Il est certain que le manga a dans nos contrées un passé lourd de mauvaise réputation, et soufffre encore d’un cruel déficit d’image — les jeunes y lisant «action et petites culottes», traduit trop hâtivement par les journalistes en mal de sensation en «violence et sexe». Et si quelques rares auteurs (Taniguchi et Tezuka contre tous) ont droit à une reconnaissance qui frôle l’idôlatrie, les éditeurs sont les premiers à se satisfaire de cette aura sulfureuse du manga qui attire et fait vendre.
Et ce, sans pour autant rechigner à embrasser l’alibi culturel dans cette année post-mangalisation : franchement, on leur propose un bouc émissaire sur un plateau, on les présente en victimes, on est prêt à porter aux nues leurs nouveaux projets dans l’élan d’une union sacrée contre l’envahisseur, ce serait trop bête de laisser passer l’occasion. Mangalisation, surproduction ? On hoche la tête, l’air grave, oui, oui, c’est terrible, vous savez, la faute aux japonais, aux petits éditeurs pas rentables qui engorgent les librairies, il faudrait faire quelque chose. D’ailleurs, regardez, on va lancer cette collection qui …

Finalement, cette situation ne fait que cristalliser l’étonnante dualité du traitement de la bande dessinée dans les médias, hybride de produit culturel et produit de consommation. Et de présenter la «BD Franco-Belge» (alors produit culturel) comme mise en danger par les manga (vil produit de consommation), de célébrer le succès commercial du dernier Astérix (brillant produit de consommation populaire) tout en critiquant l’élitisme du palmarès d’Angoulême (constitué de produits par trop culturels).
Au même moment, dans la librairie spécialisée où je passe tous les Samedis, et où les nouveautés Soleil ou Glénat s’entassent en piles bien rangées, on m’a expliqué que la direction avait demandé à ce qu’on limite au maximum les commandes aux petits éditeurs,[6] parce que «ça vend peu, et ça fait beaucoup de manutention» — avant de m’encourager gentimment de faire savoir quand il y a un bouquin qui m’intéresse, et qu’on me ferait la faveur de m’en mettre un de côté.

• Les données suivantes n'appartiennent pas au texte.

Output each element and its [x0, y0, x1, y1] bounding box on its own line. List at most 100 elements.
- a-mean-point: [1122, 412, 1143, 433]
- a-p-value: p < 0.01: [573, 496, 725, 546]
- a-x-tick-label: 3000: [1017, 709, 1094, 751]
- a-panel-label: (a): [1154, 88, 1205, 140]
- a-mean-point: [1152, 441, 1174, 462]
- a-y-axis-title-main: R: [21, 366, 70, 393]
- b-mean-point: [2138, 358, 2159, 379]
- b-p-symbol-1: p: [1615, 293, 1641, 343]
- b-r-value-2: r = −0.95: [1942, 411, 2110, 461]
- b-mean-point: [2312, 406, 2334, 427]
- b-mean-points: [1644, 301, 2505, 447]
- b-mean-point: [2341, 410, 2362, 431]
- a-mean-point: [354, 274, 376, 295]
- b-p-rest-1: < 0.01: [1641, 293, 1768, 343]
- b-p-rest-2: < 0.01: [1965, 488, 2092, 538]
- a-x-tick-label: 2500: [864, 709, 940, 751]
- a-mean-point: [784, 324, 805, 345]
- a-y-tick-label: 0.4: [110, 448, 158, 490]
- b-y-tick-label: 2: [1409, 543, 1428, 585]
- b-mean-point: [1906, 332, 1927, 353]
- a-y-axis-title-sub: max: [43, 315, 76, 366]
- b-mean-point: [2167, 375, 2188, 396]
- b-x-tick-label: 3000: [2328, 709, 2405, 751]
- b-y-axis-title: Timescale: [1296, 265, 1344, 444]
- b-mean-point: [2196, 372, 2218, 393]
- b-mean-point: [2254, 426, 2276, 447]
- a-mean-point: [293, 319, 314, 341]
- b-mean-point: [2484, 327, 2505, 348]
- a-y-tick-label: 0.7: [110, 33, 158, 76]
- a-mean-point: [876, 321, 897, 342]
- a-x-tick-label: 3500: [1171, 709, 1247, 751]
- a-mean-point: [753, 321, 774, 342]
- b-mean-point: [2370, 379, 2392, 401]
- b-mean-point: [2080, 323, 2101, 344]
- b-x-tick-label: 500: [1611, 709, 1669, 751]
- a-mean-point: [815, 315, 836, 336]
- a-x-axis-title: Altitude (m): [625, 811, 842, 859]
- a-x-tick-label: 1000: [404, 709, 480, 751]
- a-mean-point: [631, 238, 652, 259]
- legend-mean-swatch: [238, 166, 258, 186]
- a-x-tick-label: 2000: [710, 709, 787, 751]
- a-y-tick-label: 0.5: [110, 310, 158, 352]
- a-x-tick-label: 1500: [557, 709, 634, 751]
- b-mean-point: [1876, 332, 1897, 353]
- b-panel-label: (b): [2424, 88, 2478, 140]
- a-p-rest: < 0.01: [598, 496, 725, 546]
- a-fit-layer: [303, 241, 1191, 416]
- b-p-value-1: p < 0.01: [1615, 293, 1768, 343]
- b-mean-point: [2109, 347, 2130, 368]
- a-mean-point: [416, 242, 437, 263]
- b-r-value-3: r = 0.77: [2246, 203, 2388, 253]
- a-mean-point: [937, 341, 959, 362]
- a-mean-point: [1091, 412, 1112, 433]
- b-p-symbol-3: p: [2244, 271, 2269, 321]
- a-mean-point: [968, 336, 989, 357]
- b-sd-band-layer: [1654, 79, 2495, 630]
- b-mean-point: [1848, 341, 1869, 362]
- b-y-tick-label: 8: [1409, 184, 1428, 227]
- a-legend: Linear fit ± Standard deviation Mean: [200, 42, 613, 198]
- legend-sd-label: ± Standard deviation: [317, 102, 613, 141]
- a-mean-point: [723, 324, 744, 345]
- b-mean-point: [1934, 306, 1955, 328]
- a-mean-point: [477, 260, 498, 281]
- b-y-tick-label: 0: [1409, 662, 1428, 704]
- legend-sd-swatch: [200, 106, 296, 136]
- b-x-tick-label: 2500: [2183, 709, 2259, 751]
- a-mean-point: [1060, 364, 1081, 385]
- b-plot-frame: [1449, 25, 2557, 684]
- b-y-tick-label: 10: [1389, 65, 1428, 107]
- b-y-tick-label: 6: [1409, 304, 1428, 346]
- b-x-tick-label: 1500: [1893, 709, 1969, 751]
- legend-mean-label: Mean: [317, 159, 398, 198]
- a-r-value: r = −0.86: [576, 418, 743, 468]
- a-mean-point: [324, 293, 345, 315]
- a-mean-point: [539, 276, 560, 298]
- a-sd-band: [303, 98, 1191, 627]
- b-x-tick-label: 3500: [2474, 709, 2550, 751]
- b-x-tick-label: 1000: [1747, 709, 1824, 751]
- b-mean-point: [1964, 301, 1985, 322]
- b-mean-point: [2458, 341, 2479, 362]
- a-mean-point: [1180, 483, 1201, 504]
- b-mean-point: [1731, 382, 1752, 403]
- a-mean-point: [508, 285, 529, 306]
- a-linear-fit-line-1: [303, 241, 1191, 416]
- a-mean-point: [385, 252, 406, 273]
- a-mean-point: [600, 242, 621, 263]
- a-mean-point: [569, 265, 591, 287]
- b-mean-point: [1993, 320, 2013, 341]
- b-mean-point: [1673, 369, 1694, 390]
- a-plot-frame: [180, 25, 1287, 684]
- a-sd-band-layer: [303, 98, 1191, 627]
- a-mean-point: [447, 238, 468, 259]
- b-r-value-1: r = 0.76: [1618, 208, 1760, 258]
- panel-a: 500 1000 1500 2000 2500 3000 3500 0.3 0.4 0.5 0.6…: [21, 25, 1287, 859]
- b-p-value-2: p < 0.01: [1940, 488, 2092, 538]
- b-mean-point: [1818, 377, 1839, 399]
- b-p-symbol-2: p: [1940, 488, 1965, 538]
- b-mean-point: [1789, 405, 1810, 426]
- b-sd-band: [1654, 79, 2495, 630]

Parce que pour le coup, on a beau être un produit culturel, il faut d’abord être un bon produit de consommation pour exister en rayon …

Notes

  1. Par ailleurs label de Dargaud.
  2. Dont Soleil a pris une participation majoritaire au début de l’année 2006.
  3. Contrôlé également par Soleil depuis début 2006, mais à 50 % seulement.
  4. Auquel par ailleurs, Casterman appartient. Notons également que depuis, J’ai Lu s’est retiré des manga en Juin 2006.
  5. Magnat de la presse qui inspira le Citizen Kane d’Orson Welles.
  6. Comprendre par là L’Association, Cornélius, Six Pieds Sous Terre ou Les Requins Marteaux, par exemple.